Every 10 years the provincial plans – the Greenbelt Plan, the Oak Ridges Moraine Conservation Plan and the Niagara Escarpment Plan – are reviewed by the province to ensure they’re effective at protecting agricultural lands and nature while maintaining clean water resources and stopping inappropriate sprawl development. And the next review is right around the corner in 2015.
The Greenbelt has been effective at limiting sprawl to protect our farmland and natural spaces, but loopholes in the Greenbelt plan are putting the Greenbelt at risk. The 2015 review is a chance to address these loopholes and strengthen the Greenbelt Plan.
For example, policies currently allow infrastructure like new highways on Greenbelt lands – lands which are supposed to be permanently protected. And, there are plans for at least two mega-highways, the GTA West and Mid-Peninsula, both of which would cut a swath through the Greenbelt. These proposed highways would cost taxpayers $16 billion ($4 billion for the GTA West), destroy thousands of hectares of prime farmland, wildlife habitat, facilitate sprawl and damage water resources.

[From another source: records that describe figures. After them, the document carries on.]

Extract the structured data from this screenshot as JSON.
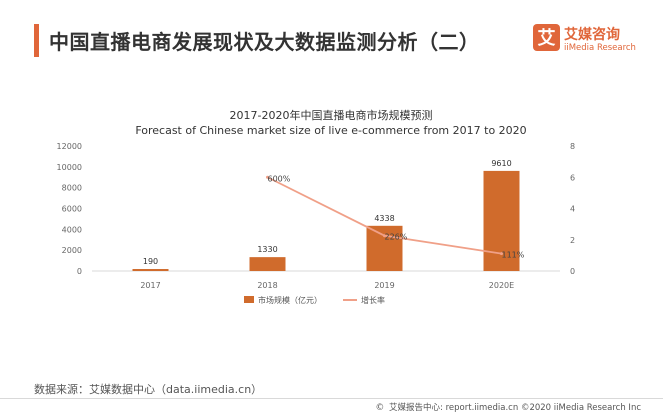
{
  "header": {
    "title": "中国直播电商发展现状及大数据监测分析（二）",
    "accent_color": "#e0663a"
  },
  "logo": {
    "name_cn": "艾媒咨询",
    "name_en": "iiMedia Research",
    "mark": "艾",
    "color": "#e0663a"
  },
  "chart_data": {
    "type": "bar",
    "title": "2017-2020年中国直播电商市场规模预测",
    "subtitle": "Forecast of Chinese market size of live e-commerce from 2017 to 2020",
    "categories": [
      "2017",
      "2018",
      "2019",
      "2020E"
    ],
    "series": [
      {
        "name": "市场规模（亿元）",
        "type": "bar",
        "axis": "left",
        "color": "#d06b2c",
        "values": [
          190,
          1330,
          4338,
          9610
        ],
        "labels": [
          "190",
          "1330",
          "4338",
          "9610"
        ]
      },
      {
        "name": "增长率",
        "type": "line",
        "axis": "right",
        "color": "#f0a088",
        "values": [
          null,
          6.0,
          2.26,
          1.11
        ],
        "labels": [
          "",
          "600%",
          "226%",
          "111%"
        ]
      }
    ],
    "y_left": {
      "min": 0,
      "max": 12000,
      "ticks": [
        "0",
        "2000",
        "4000",
        "6000",
        "8000",
        "10000",
        "12000"
      ]
    },
    "y_right": {
      "min": 0,
      "max": 8,
      "ticks": [
        "0",
        "2",
        "4",
        "6",
        "8"
      ]
    },
    "grid": false,
    "legend_position": "bottom"
  },
  "footer": {
    "source": "数据来源：艾媒数据中心（data.iimedia.cn）",
    "report_site": "艾媒报告中心: report.iimedia.cn",
    "copyright": "©2020  iiMedia Research  Inc",
    "copyright_icon": "copyright-icon"
  }
}
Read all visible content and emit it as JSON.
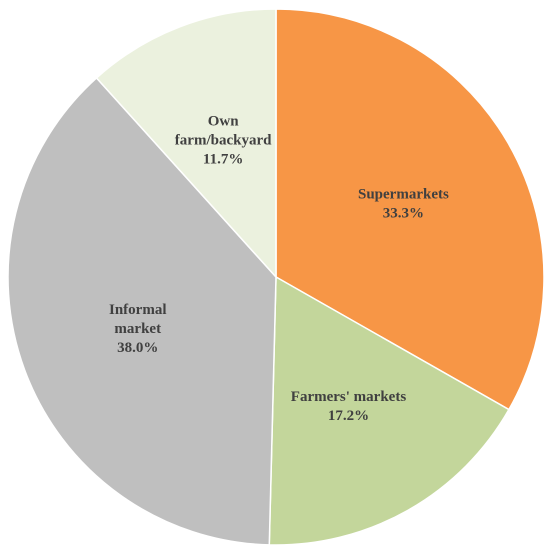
{
  "chart_data": {
    "type": "pie",
    "categories": [
      [
        "Supermarkets"
      ],
      [
        "Farmers' markets"
      ],
      [
        "Informal",
        "market"
      ],
      [
        "Own",
        "farm/backyard"
      ]
    ],
    "values": [
      33.3,
      17.2,
      38.0,
      11.7
    ],
    "value_labels": [
      "33.3%",
      "17.2%",
      "38.0%",
      "11.7%"
    ],
    "colors": [
      "#F79646",
      "#C3D69B",
      "#BFBFBF",
      "#EBF1DE"
    ]
  }
}
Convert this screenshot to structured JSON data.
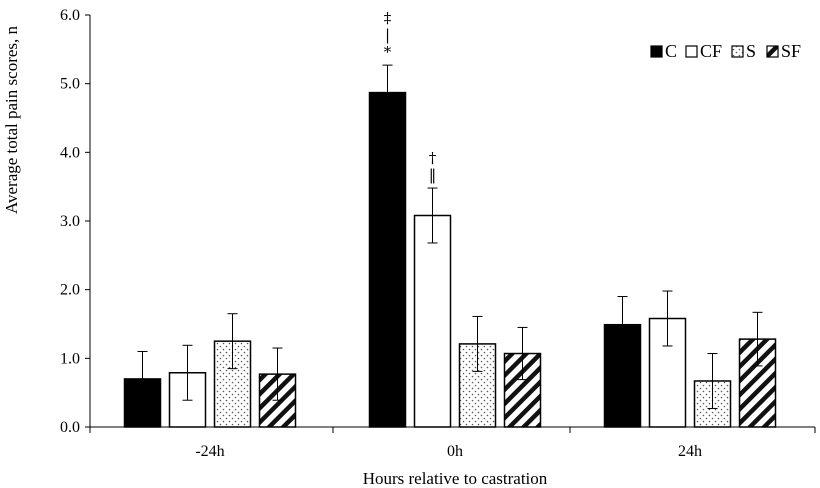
{
  "chart_data": {
    "type": "bar",
    "title": "",
    "xlabel": "Hours relative to castration",
    "ylabel": "Average total pain scores, n",
    "ylim": [
      0,
      6
    ],
    "yticks": [
      "0.0",
      "1.0",
      "2.0",
      "3.0",
      "4.0",
      "5.0",
      "6.0"
    ],
    "categories": [
      "-24h",
      "0h",
      "24h"
    ],
    "legend_position": "top-right",
    "series": [
      {
        "name": "C",
        "fill": "solid",
        "values": [
          0.7,
          4.87,
          1.49
        ],
        "errors": [
          0.4,
          0.4,
          0.41
        ]
      },
      {
        "name": "CF",
        "fill": "open",
        "values": [
          0.79,
          3.08,
          1.58
        ],
        "errors": [
          0.4,
          0.4,
          0.4
        ]
      },
      {
        "name": "S",
        "fill": "dotted",
        "values": [
          1.25,
          1.21,
          0.67
        ],
        "errors": [
          0.4,
          0.4,
          0.4
        ]
      },
      {
        "name": "SF",
        "fill": "hatched",
        "values": [
          0.77,
          1.07,
          1.28
        ],
        "errors": [
          0.38,
          0.38,
          0.39
        ]
      }
    ],
    "annotations": [
      {
        "category": "0h",
        "series": "C",
        "symbols": [
          "‡",
          "|",
          "*"
        ]
      },
      {
        "category": "0h",
        "series": "CF",
        "symbols": [
          "†",
          "‖"
        ]
      }
    ]
  }
}
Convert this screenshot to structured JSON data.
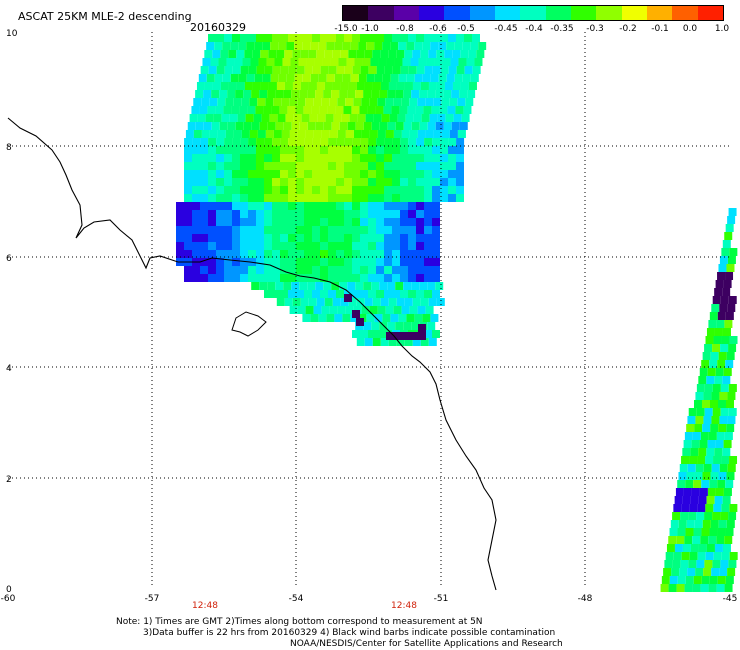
{
  "header": {
    "title": "ASCAT 25KM MLE-2 descending",
    "date": "20160329"
  },
  "colorbar": {
    "labels": [
      "-15.0",
      "-1.0",
      "-0.8",
      "-0.6",
      "-0.5",
      "-0.45",
      "-0.4",
      "-0.35",
      "-0.3",
      "-0.2",
      "-0.1",
      "0.0",
      "1.0"
    ],
    "colors": [
      "#1a001a",
      "#3d0061",
      "#5a00a8",
      "#2a00e0",
      "#0050ff",
      "#0096ff",
      "#00e0ff",
      "#00ffc0",
      "#00ff60",
      "#30ff00",
      "#90ff00",
      "#f0ff00",
      "#ffb000",
      "#ff6000",
      "#ff2000"
    ]
  },
  "axes": {
    "lat_labels": [
      "10",
      "8",
      "6",
      "4",
      "2",
      "0"
    ],
    "lon_labels": [
      "-60",
      "-57",
      "-54",
      "-51",
      "-48",
      "-45"
    ],
    "time_labels": [
      "12:48",
      "12:48"
    ]
  },
  "notes": {
    "line1": "Note: 1) Times are GMT 2)Times along bottom correspond to measurement at 5N",
    "line2": "3)Data buffer is 22 hrs from 20160329 4) Black wind barbs indicate possible contamination",
    "line3": "NOAA/NESDIS/Center for Satellite Applications and Research"
  }
}
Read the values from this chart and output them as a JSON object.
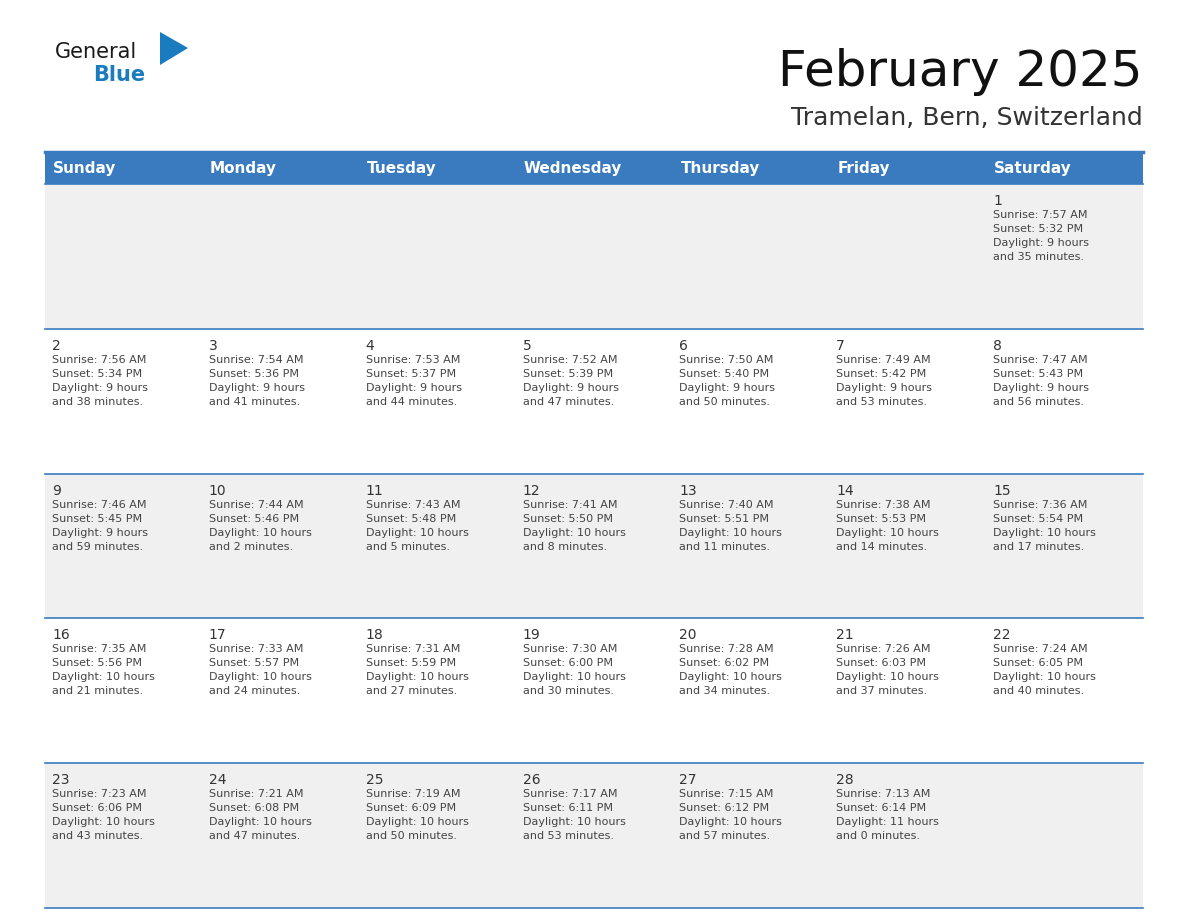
{
  "title": "February 2025",
  "subtitle": "Tramelan, Bern, Switzerland",
  "days_of_week": [
    "Sunday",
    "Monday",
    "Tuesday",
    "Wednesday",
    "Thursday",
    "Friday",
    "Saturday"
  ],
  "header_bg": "#3a7bbf",
  "header_text": "#ffffff",
  "row_bg_odd": "#f0f0f0",
  "row_bg_even": "#ffffff",
  "border_color": "#3a7bbf",
  "text_color": "#444444",
  "day_num_color": "#333333",
  "calendar": [
    [
      null,
      null,
      null,
      null,
      null,
      null,
      {
        "day": 1,
        "sunrise": "7:57 AM",
        "sunset": "5:32 PM",
        "daylight": "9 hours\nand 35 minutes."
      }
    ],
    [
      {
        "day": 2,
        "sunrise": "7:56 AM",
        "sunset": "5:34 PM",
        "daylight": "9 hours\nand 38 minutes."
      },
      {
        "day": 3,
        "sunrise": "7:54 AM",
        "sunset": "5:36 PM",
        "daylight": "9 hours\nand 41 minutes."
      },
      {
        "day": 4,
        "sunrise": "7:53 AM",
        "sunset": "5:37 PM",
        "daylight": "9 hours\nand 44 minutes."
      },
      {
        "day": 5,
        "sunrise": "7:52 AM",
        "sunset": "5:39 PM",
        "daylight": "9 hours\nand 47 minutes."
      },
      {
        "day": 6,
        "sunrise": "7:50 AM",
        "sunset": "5:40 PM",
        "daylight": "9 hours\nand 50 minutes."
      },
      {
        "day": 7,
        "sunrise": "7:49 AM",
        "sunset": "5:42 PM",
        "daylight": "9 hours\nand 53 minutes."
      },
      {
        "day": 8,
        "sunrise": "7:47 AM",
        "sunset": "5:43 PM",
        "daylight": "9 hours\nand 56 minutes."
      }
    ],
    [
      {
        "day": 9,
        "sunrise": "7:46 AM",
        "sunset": "5:45 PM",
        "daylight": "9 hours\nand 59 minutes."
      },
      {
        "day": 10,
        "sunrise": "7:44 AM",
        "sunset": "5:46 PM",
        "daylight": "10 hours\nand 2 minutes."
      },
      {
        "day": 11,
        "sunrise": "7:43 AM",
        "sunset": "5:48 PM",
        "daylight": "10 hours\nand 5 minutes."
      },
      {
        "day": 12,
        "sunrise": "7:41 AM",
        "sunset": "5:50 PM",
        "daylight": "10 hours\nand 8 minutes."
      },
      {
        "day": 13,
        "sunrise": "7:40 AM",
        "sunset": "5:51 PM",
        "daylight": "10 hours\nand 11 minutes."
      },
      {
        "day": 14,
        "sunrise": "7:38 AM",
        "sunset": "5:53 PM",
        "daylight": "10 hours\nand 14 minutes."
      },
      {
        "day": 15,
        "sunrise": "7:36 AM",
        "sunset": "5:54 PM",
        "daylight": "10 hours\nand 17 minutes."
      }
    ],
    [
      {
        "day": 16,
        "sunrise": "7:35 AM",
        "sunset": "5:56 PM",
        "daylight": "10 hours\nand 21 minutes."
      },
      {
        "day": 17,
        "sunrise": "7:33 AM",
        "sunset": "5:57 PM",
        "daylight": "10 hours\nand 24 minutes."
      },
      {
        "day": 18,
        "sunrise": "7:31 AM",
        "sunset": "5:59 PM",
        "daylight": "10 hours\nand 27 minutes."
      },
      {
        "day": 19,
        "sunrise": "7:30 AM",
        "sunset": "6:00 PM",
        "daylight": "10 hours\nand 30 minutes."
      },
      {
        "day": 20,
        "sunrise": "7:28 AM",
        "sunset": "6:02 PM",
        "daylight": "10 hours\nand 34 minutes."
      },
      {
        "day": 21,
        "sunrise": "7:26 AM",
        "sunset": "6:03 PM",
        "daylight": "10 hours\nand 37 minutes."
      },
      {
        "day": 22,
        "sunrise": "7:24 AM",
        "sunset": "6:05 PM",
        "daylight": "10 hours\nand 40 minutes."
      }
    ],
    [
      {
        "day": 23,
        "sunrise": "7:23 AM",
        "sunset": "6:06 PM",
        "daylight": "10 hours\nand 43 minutes."
      },
      {
        "day": 24,
        "sunrise": "7:21 AM",
        "sunset": "6:08 PM",
        "daylight": "10 hours\nand 47 minutes."
      },
      {
        "day": 25,
        "sunrise": "7:19 AM",
        "sunset": "6:09 PM",
        "daylight": "10 hours\nand 50 minutes."
      },
      {
        "day": 26,
        "sunrise": "7:17 AM",
        "sunset": "6:11 PM",
        "daylight": "10 hours\nand 53 minutes."
      },
      {
        "day": 27,
        "sunrise": "7:15 AM",
        "sunset": "6:12 PM",
        "daylight": "10 hours\nand 57 minutes."
      },
      {
        "day": 28,
        "sunrise": "7:13 AM",
        "sunset": "6:14 PM",
        "daylight": "11 hours\nand 0 minutes."
      },
      null
    ]
  ],
  "logo_general_color": "#1a1a1a",
  "logo_blue_color": "#1a7bbf",
  "logo_triangle_color": "#1a7bbf",
  "title_fontsize": 36,
  "subtitle_fontsize": 18,
  "header_fontsize": 11,
  "day_num_fontsize": 10,
  "cell_text_fontsize": 8
}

Instead of paving farmland to build mega-highways that would cause more traffic jams and increase greenhouse gas emissions, the province should invest that same $16 billion in regional rapid transit. That would get more people to their homes and jobs. And it would get people out of their cars, which improves quality of life and reduces congestion, climate change and smog. Not only would strengthening the policies remove the threats to the Greenbelt, it would be consistent with permanently protecting productive farmland and nature.
By identifying these threats, we’re providing the province with an opportunity to strengthen the plans, to make them better, for Ontarians today and for future generations. The 2015 review is the time to build a better Greenbelt, where the policy gaps, problems with plan implementation, and broad issues that impact the protected area can be addressed.
As the 2015 review gets under way, we’ll be sure to let you know other ways to make your voice heard and stand up for Ontario’s Greenbelt.